Handy tips for dealing with hard water

July 27, 2015

If your water has a high mineral content, it may be what is called "hard" water. Check out these tips to determine if there is hard water in your home, and find a softening solution today.

Handy tips for dealing with hard water

Four problems with hard water

  1. Soap lathers poorly and leaves a sticky film in hard water, which also can leave gray, curd-like deposits in your washing machine that irritates sensitive skin.
  2. Hard water also allows corrosive scale to build up inside the plumbing system.
  3. Water heaters, dishwashers and washing machines work less efficiently and wear out more quickly with hard water.
  4. Also, hard water often has an unpleasant taste.

An easy way to test for hard water

A simple test for hard water is to fill a jar with tap water and add a small amount of liquid dishwashing detergent. Screw the cap on tightly and shake.

  • The high mineral content in hard water will inhibit the formation of soapy suds and cause the bubbles that do form to dissolve quickly.

Adding a water softener

The antidote to hard water is a water softener, a treatment device that is connected to your water-supply pipe.

  • The softener captures excess minerals in a column of plastic resin beads. The beads are then bathed in a brine (salt water), which removes the minerals and flushes them away.
  • With automatic softeners, the resin is rinsed with salt at regular intervals. You can buy or rent a water softener.
  • In households where dietary salt is restricted, the water softener can be hooked up to only the hot water supply. That way, water used for cooking and drinking won't be salty.

Something to consider

A water softener will significantly reduce calcium, iron and other minerals, but other water problems call for other types of treatment.
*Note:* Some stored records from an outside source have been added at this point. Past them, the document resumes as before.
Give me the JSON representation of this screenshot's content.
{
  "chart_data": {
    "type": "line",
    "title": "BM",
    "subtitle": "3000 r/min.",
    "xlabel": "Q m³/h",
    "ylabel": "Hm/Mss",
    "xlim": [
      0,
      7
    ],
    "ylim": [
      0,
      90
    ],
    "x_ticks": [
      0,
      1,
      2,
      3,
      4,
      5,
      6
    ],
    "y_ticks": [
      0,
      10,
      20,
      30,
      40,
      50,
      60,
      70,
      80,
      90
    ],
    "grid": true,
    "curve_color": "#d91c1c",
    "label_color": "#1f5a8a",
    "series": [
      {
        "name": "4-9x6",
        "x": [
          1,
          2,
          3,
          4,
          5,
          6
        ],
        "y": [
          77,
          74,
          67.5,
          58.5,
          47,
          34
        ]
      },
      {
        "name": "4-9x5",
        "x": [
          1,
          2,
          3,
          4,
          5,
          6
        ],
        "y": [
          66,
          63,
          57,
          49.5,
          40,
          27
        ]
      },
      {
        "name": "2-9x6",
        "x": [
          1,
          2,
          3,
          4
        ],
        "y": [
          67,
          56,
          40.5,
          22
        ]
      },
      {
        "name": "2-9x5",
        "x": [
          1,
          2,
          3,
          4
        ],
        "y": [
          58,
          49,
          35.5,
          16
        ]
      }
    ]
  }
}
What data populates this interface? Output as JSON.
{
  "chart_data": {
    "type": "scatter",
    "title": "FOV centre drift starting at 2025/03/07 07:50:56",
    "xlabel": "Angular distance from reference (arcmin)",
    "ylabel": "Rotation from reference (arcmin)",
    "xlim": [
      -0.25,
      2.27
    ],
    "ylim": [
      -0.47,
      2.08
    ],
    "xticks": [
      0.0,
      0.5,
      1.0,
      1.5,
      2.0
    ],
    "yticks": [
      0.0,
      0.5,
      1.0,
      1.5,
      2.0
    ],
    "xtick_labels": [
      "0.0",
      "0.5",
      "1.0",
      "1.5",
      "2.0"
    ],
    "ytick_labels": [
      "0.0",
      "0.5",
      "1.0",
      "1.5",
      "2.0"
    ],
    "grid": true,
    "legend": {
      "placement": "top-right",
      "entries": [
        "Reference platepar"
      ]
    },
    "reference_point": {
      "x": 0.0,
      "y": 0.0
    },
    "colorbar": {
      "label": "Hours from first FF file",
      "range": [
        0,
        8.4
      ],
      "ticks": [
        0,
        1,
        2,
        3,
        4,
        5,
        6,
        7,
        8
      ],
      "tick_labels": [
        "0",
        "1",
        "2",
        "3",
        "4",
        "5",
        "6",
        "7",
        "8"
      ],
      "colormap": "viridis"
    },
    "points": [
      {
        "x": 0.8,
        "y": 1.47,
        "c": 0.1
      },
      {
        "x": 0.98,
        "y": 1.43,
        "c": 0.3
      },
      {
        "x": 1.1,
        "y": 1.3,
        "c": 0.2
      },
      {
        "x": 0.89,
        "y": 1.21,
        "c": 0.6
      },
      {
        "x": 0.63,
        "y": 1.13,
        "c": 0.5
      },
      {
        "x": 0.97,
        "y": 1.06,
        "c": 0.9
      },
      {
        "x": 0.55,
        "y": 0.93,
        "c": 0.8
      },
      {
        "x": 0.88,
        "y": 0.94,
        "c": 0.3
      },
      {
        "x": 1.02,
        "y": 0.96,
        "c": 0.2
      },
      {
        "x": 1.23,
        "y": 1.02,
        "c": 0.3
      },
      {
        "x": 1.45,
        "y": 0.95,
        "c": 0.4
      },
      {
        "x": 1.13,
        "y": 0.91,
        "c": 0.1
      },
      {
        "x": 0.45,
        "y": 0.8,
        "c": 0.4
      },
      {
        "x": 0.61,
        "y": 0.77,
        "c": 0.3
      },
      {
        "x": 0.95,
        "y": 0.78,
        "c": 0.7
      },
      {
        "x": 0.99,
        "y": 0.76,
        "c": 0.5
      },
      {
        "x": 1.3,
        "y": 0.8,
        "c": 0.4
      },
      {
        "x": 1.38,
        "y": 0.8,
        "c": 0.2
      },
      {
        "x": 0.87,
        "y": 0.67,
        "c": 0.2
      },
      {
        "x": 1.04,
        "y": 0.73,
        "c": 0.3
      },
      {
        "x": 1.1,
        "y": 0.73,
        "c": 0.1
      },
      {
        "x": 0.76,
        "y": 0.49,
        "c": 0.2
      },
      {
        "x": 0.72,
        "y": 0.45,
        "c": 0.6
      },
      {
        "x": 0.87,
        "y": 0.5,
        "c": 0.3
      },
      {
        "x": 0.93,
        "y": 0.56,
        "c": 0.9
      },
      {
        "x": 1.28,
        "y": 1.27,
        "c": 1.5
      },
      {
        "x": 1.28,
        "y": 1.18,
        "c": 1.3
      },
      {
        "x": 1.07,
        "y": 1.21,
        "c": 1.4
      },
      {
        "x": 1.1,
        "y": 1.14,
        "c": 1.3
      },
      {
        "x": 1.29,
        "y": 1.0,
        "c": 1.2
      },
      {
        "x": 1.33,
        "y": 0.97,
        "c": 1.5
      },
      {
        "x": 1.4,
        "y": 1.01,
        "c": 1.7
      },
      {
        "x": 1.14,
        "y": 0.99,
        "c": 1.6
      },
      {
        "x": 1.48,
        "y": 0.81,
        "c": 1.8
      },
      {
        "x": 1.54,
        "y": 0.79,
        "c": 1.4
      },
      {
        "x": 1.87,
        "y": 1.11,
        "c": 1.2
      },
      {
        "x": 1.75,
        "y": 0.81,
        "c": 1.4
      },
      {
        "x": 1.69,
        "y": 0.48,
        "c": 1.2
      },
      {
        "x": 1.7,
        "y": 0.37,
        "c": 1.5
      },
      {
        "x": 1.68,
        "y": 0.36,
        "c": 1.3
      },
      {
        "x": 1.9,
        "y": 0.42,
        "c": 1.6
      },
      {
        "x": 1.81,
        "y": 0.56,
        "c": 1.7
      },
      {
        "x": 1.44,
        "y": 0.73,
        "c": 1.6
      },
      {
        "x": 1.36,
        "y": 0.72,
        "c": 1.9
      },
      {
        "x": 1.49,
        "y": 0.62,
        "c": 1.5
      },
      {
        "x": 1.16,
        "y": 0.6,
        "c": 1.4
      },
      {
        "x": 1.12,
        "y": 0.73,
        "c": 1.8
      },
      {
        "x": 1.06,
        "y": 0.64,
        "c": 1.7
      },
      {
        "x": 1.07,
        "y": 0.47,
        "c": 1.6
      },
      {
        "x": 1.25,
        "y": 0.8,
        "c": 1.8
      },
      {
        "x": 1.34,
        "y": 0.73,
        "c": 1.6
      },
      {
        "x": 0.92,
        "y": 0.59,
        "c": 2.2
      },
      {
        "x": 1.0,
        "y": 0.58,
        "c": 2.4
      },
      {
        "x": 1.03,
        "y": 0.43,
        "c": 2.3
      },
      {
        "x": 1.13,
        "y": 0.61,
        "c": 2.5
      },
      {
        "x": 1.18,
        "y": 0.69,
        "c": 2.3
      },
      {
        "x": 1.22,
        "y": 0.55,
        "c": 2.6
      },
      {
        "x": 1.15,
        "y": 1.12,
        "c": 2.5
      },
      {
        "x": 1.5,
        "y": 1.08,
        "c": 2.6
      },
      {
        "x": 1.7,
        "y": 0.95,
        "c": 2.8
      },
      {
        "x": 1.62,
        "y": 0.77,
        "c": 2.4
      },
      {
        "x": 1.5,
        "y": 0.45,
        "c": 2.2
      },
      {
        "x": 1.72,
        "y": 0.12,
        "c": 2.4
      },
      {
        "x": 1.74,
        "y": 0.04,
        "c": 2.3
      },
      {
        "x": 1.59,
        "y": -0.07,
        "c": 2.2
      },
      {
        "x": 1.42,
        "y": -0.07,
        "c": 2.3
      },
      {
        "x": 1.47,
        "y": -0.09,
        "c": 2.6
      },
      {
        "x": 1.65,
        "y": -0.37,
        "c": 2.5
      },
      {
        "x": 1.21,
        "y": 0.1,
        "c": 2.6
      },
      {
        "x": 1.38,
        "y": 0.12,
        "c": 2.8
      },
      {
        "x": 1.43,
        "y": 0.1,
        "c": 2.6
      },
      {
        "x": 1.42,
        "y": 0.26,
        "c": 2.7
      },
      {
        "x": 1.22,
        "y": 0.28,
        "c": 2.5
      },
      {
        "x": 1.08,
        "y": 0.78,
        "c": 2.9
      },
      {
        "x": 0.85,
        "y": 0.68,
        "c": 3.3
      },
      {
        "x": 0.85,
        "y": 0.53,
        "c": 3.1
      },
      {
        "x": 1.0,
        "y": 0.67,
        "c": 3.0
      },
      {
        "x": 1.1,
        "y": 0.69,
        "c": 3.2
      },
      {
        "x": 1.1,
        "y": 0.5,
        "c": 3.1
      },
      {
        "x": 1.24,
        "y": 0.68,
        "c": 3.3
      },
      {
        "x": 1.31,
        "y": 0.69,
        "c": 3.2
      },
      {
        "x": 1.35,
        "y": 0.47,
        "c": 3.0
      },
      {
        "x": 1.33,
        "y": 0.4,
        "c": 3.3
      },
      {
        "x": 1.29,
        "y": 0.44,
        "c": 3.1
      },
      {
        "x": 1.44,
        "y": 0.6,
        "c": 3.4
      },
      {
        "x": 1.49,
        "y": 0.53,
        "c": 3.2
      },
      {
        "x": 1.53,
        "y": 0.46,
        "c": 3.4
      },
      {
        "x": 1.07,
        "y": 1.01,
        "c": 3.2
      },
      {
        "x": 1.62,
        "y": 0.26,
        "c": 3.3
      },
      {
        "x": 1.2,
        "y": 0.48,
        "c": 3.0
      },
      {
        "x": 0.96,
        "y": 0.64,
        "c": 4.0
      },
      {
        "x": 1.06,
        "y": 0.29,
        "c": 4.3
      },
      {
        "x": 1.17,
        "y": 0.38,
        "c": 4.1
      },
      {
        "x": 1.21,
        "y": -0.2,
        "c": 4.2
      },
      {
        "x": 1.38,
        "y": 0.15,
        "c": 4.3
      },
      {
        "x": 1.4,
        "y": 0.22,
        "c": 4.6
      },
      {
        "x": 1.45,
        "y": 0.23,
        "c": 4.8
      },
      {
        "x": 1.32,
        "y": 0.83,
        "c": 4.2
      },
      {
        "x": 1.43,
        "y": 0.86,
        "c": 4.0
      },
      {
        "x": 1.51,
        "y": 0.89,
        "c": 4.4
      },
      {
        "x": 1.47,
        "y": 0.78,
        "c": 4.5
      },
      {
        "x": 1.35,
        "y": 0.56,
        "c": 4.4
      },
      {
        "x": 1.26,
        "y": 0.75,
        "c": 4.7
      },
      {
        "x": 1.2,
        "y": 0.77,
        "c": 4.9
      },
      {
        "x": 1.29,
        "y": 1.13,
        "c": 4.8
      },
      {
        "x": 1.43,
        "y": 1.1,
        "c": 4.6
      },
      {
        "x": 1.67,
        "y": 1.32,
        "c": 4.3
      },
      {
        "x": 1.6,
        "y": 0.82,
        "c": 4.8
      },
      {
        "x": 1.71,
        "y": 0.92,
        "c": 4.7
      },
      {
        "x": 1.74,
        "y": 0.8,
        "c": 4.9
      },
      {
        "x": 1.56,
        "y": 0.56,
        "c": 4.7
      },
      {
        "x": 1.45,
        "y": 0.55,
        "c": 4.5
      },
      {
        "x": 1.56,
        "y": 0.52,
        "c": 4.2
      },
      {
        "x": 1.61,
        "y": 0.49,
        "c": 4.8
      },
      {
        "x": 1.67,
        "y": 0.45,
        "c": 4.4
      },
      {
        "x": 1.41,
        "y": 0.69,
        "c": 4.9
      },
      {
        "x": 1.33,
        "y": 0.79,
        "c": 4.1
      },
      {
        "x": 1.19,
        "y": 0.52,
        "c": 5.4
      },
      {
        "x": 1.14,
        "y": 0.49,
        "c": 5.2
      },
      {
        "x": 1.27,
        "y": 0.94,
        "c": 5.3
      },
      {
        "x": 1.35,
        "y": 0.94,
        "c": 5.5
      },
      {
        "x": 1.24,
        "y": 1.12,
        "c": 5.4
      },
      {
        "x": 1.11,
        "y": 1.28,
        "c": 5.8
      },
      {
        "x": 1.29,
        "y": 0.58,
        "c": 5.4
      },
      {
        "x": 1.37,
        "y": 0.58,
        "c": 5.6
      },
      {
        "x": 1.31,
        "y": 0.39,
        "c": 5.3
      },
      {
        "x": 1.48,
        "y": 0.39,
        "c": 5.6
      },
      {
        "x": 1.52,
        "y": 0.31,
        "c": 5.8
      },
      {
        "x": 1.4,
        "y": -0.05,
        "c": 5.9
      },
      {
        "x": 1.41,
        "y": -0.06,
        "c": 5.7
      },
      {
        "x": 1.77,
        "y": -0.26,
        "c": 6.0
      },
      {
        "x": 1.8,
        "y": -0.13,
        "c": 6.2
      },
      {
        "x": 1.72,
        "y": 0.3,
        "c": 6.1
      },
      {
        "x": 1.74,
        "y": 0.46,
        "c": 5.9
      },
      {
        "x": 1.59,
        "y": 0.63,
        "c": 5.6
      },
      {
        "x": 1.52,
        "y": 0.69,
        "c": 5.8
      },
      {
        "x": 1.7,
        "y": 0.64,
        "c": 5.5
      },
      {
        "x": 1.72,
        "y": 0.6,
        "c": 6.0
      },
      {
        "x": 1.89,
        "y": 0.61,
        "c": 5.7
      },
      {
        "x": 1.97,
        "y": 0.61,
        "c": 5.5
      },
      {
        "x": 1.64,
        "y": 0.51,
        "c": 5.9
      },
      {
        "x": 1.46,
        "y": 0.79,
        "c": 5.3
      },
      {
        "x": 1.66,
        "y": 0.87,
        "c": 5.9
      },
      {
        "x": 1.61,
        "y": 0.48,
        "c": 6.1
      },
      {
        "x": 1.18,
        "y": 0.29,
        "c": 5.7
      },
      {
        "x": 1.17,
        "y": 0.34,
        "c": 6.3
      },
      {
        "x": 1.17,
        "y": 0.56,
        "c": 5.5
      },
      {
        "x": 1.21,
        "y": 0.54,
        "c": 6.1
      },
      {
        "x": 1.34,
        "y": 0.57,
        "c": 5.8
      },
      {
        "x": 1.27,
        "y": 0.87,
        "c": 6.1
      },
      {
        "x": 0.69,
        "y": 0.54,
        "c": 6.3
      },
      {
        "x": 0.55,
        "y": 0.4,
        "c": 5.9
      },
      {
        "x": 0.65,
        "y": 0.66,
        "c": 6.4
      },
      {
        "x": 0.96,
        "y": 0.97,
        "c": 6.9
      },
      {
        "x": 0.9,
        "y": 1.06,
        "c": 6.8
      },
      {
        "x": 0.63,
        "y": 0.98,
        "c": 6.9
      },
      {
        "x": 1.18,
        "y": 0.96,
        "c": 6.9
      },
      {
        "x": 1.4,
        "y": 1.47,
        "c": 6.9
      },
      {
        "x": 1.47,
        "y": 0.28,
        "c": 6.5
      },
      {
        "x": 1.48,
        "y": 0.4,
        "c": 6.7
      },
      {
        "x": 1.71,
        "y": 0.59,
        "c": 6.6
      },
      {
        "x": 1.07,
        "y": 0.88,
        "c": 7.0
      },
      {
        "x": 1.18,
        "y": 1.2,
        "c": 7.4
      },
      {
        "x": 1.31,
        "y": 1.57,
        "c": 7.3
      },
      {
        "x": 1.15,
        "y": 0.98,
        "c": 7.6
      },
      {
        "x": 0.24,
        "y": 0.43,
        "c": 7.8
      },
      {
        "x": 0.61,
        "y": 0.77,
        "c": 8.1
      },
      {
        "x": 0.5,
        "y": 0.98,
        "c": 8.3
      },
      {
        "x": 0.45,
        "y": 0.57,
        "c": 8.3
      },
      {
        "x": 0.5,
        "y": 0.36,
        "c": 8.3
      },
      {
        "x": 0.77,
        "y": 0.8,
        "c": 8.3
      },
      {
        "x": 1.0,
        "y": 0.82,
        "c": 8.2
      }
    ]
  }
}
  • Depending on the problem you have, you may want a device that treats all the water entering the house, or one that treats only drinking water at the kitchen sink.

Softener upkeep

The salt in a water softener, which carries away the offending minerals, such as magnesium and calcium, must be replaced periodically.

  • You can buy water softener salt at grocery and hardware stores, or from the company that installed your softener.
  • Pour the additional salt into the storage container as directed by the manufacturer.

Unclogging a water softener

If water is not being softened even though the salt container is full and the motor is operating, you may have a clog.

  • The two most likely spots are the brine line, and the injector and its screen. If your water has a high silt content, you may also need to clean the brine intake.
  • Remove it from the brine well inside the brine tank, and clean it with a toothbrush and running water.
  • Empty the brine tank and flush it with a hose before refilling it with salt.

Hard water is a problem that needs to be resolved as soon as possible. Keep these tips in mind, and find a solution that works.